ERHAN USTA (Samsun) - Çünkü çok kötü yönetildi, maalesef iş bu noktaya geldi. O yüzden, Sayın Bakana yapıcı eleştirimizi yapıyoruz.
Bakın, sadece faiz artırmayla giderseniz bu iş olmaz, bu iş Arjantin'e döner; faizi artırırsınız enflasyon artar, faizi artırırsınız enflasyon artar. Yani bize şu an alkış tutarlar; işte, 2 milyar dolar, 5 milyar dolar piyasaya, hisse senedine, bonoya filan para gelebilir; yüzde 40'a tabii, gelir para, gelmez olur mu? Bir de onların çıkışta dolarını garanti edecek bu rezervi tutarsanız -maliyeti çok yüksek olmakla birlikte- sıcak para gelir ama bizim övünmemiz gerekenin ve beklediğimizin o olması lazım.

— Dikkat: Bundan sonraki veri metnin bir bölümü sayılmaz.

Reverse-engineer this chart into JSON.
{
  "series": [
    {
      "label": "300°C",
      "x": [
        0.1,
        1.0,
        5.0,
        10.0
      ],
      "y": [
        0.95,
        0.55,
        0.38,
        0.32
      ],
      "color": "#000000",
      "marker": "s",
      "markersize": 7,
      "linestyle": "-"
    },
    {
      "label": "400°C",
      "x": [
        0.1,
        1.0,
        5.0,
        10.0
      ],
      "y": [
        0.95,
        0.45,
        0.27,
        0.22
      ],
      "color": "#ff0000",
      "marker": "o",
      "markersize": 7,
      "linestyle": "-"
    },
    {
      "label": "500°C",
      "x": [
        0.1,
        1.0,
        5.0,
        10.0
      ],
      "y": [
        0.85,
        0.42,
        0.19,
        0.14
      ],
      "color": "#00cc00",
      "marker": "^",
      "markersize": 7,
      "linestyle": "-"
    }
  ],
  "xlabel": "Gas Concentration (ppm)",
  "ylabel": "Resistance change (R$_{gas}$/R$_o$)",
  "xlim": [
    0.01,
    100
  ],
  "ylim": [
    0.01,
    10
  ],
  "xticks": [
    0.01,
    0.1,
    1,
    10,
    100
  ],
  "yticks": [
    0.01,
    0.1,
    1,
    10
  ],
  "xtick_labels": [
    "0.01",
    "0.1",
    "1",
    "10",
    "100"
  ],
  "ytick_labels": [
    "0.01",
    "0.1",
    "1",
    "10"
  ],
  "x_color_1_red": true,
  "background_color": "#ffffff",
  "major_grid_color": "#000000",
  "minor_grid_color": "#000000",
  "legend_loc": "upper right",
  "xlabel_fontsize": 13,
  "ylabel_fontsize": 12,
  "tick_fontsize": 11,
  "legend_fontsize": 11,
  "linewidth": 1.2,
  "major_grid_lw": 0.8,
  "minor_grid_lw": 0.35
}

Şimdi, bir de pozisyon yanlışlığı alınıyor. Bizim normalde 100 milyar dolardı nakit menkul kıymetler, Sayın Başkan, 100 milyar dolar civarındaydı bundan üç beş yıl önce, şimdi 3 milyar dolara düşmüş. Bu ne biliyor musunuz? Daha çok Amerikan hazine tahvili. Amerikan hazine tahvilinin faizi yüzde 1 iken 100 milyar dolarlarda Amerikan hazine tahvili tuttuk; şimdi Amerikan hazine tahvilinin faizi yüzde 5'lere gelmiş, sadece 3 milyar dolarımız var, nakit tutuyoruz. Bu kadar yanlış pozisyon almak da olmaz. Bunların hepsinin millete bir maliyeti var.
Son konu da şunu söyleyeyim: Merkez Bankasının...

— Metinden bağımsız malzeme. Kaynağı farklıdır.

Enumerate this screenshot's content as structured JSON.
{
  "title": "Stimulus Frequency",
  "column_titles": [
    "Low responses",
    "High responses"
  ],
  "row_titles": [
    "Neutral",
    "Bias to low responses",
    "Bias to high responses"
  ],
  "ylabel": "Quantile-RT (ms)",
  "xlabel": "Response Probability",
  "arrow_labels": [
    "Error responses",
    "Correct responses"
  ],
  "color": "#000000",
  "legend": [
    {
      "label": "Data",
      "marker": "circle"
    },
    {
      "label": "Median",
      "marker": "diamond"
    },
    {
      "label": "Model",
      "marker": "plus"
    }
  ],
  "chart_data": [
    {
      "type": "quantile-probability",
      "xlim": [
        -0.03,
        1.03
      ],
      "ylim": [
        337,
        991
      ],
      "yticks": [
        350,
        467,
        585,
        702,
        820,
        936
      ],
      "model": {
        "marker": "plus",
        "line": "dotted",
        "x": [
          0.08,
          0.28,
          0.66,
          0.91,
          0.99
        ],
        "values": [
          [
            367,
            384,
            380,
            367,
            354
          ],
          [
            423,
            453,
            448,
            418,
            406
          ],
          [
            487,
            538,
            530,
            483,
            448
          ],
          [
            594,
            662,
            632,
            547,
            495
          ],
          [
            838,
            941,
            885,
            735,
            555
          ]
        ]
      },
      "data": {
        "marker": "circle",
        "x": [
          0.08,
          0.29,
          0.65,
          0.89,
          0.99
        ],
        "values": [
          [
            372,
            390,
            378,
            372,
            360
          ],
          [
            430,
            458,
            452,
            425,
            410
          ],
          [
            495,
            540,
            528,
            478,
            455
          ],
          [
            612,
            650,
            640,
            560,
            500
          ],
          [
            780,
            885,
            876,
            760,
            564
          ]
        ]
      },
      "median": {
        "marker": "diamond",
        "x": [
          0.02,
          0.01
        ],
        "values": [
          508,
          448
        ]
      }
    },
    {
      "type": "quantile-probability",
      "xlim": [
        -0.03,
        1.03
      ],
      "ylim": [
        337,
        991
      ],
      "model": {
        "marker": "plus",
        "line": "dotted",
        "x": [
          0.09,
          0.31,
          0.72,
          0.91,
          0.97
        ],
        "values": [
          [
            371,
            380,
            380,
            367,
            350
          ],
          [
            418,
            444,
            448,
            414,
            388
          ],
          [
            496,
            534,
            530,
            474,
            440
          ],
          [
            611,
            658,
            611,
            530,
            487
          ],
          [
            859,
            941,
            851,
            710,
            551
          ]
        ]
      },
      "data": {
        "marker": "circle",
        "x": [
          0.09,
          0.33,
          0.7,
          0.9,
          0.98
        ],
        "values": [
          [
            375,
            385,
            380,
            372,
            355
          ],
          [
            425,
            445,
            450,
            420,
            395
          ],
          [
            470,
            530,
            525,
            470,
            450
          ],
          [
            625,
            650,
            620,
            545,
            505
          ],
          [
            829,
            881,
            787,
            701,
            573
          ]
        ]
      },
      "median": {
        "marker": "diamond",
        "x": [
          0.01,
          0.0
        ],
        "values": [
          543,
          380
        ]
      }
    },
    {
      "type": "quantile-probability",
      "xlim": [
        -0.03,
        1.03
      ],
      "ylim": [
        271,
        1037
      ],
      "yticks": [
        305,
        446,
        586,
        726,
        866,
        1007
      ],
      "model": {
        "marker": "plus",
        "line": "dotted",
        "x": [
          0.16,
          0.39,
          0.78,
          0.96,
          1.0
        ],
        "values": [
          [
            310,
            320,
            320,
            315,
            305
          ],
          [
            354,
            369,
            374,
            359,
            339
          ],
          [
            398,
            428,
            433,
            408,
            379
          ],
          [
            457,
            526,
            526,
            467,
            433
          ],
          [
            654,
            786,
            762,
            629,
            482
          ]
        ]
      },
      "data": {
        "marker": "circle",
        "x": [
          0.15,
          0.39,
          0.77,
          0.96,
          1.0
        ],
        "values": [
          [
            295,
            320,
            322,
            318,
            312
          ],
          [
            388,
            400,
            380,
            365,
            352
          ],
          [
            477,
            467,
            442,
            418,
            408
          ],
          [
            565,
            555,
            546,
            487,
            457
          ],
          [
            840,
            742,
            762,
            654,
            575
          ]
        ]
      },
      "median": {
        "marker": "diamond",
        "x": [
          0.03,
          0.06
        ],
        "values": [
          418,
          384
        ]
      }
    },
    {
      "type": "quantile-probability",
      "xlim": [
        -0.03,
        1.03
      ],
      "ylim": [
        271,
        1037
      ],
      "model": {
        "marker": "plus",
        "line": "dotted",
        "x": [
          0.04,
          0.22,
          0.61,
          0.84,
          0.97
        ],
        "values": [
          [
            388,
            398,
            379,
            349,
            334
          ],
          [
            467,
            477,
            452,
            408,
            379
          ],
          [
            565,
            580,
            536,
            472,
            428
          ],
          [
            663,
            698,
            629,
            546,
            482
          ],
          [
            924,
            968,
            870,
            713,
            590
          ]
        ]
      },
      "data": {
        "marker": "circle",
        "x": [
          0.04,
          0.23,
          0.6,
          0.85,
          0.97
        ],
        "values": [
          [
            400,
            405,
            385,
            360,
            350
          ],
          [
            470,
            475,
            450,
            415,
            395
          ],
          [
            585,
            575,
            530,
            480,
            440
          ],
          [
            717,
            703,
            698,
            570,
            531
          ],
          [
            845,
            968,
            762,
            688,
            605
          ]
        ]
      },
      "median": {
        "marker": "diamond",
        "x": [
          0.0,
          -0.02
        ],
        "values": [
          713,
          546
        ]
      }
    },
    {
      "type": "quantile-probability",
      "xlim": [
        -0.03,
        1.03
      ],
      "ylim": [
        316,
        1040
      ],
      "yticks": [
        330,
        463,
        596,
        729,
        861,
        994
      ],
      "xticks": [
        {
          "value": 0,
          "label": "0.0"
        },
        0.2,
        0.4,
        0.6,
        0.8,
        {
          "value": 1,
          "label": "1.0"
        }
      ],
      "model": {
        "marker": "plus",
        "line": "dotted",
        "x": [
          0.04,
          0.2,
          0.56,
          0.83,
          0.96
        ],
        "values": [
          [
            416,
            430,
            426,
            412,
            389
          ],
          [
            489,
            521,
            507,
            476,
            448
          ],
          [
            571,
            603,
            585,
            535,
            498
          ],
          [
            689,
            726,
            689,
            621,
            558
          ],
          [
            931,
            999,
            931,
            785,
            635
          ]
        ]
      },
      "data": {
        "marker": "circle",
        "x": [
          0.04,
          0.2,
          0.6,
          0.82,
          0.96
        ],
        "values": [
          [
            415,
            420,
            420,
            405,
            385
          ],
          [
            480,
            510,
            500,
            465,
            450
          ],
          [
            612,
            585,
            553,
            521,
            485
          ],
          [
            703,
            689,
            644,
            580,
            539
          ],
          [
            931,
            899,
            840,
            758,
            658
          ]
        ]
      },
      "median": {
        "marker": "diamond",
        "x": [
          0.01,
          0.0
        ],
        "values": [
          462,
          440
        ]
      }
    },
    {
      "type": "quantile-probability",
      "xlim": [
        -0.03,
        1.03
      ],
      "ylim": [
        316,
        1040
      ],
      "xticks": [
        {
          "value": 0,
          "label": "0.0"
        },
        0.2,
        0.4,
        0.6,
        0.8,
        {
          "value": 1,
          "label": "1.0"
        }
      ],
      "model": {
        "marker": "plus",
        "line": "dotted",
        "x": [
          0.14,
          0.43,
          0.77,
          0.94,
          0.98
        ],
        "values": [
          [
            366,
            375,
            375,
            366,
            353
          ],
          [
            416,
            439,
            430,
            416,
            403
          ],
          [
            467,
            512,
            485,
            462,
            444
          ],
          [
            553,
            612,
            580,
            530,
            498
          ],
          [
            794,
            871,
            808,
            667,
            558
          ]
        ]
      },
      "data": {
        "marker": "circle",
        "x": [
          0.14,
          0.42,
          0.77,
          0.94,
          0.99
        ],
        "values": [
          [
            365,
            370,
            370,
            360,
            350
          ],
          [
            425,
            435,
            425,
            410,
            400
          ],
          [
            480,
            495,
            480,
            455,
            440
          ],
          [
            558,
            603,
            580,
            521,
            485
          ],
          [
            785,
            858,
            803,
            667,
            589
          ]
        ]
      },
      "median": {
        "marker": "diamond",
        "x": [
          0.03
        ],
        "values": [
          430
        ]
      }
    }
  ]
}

BAŞKAN - Sayın Usta, beşer dakika verildi.
ERHAN USTA (Samsun) - Bir dakika daha alırsam; yapıcı bir eleştiri.
BAŞKAN - Lütfen, sizden de son sözünüzü alayım.
ERHAN USTA (Samsun) - Tamam.
Şu konu da çok önemli: Şu anda 750 milyar lira civarında -Sayın Bakan elbette takip ediyor onu- Hazinenin Merkez Bankasında TL nakdi var arkadaşlar. İhtiyaçtan çok fazla borçlanıyoruz. Şimdi, bu, iki nedenle yapılıyor olabilir. Bir, efendim, işte "Ya, seçim geliyor, seçim öncesi harcayacak paramız olsun diye kasaya para koyalım." denilebilir. İki "Şu anda piyasada likidite bol, Merkez Bankasına biraz yardımcı olayım, likiditeyi çekiyorum." denilebilir. Bunun ikisinin de yapılmaması lazım yani eğer seçim öncesi bu parayı harcamaya kalkarsanız bu enflasyonu nasıl tutacaksınız? Eğer Merkez Bankasına yardımcı olmaya çalışıyorsanız bu, Merkez Bankasının işi, Hazinenin değil. Yani yüzde 30'la borçlanıp, beş on yıl vadeli yüzde 30'la borçlanıp nakdi Merkez Bankasında tutmak çok yanlıştır. Merkez Bankası, bırakın çok kısa vadeli açık piyasa işlemlerinden, ters repoyla bu parayı toplayabilir. Burada çok ciddi bir yanlış var. Piyasada bunun gerekçesinin ne olduğunu da Sayın Bakan soru-cevap kısmında eğer bize söylerse biz de çok memnun oluruz.
Teşekkür ederim.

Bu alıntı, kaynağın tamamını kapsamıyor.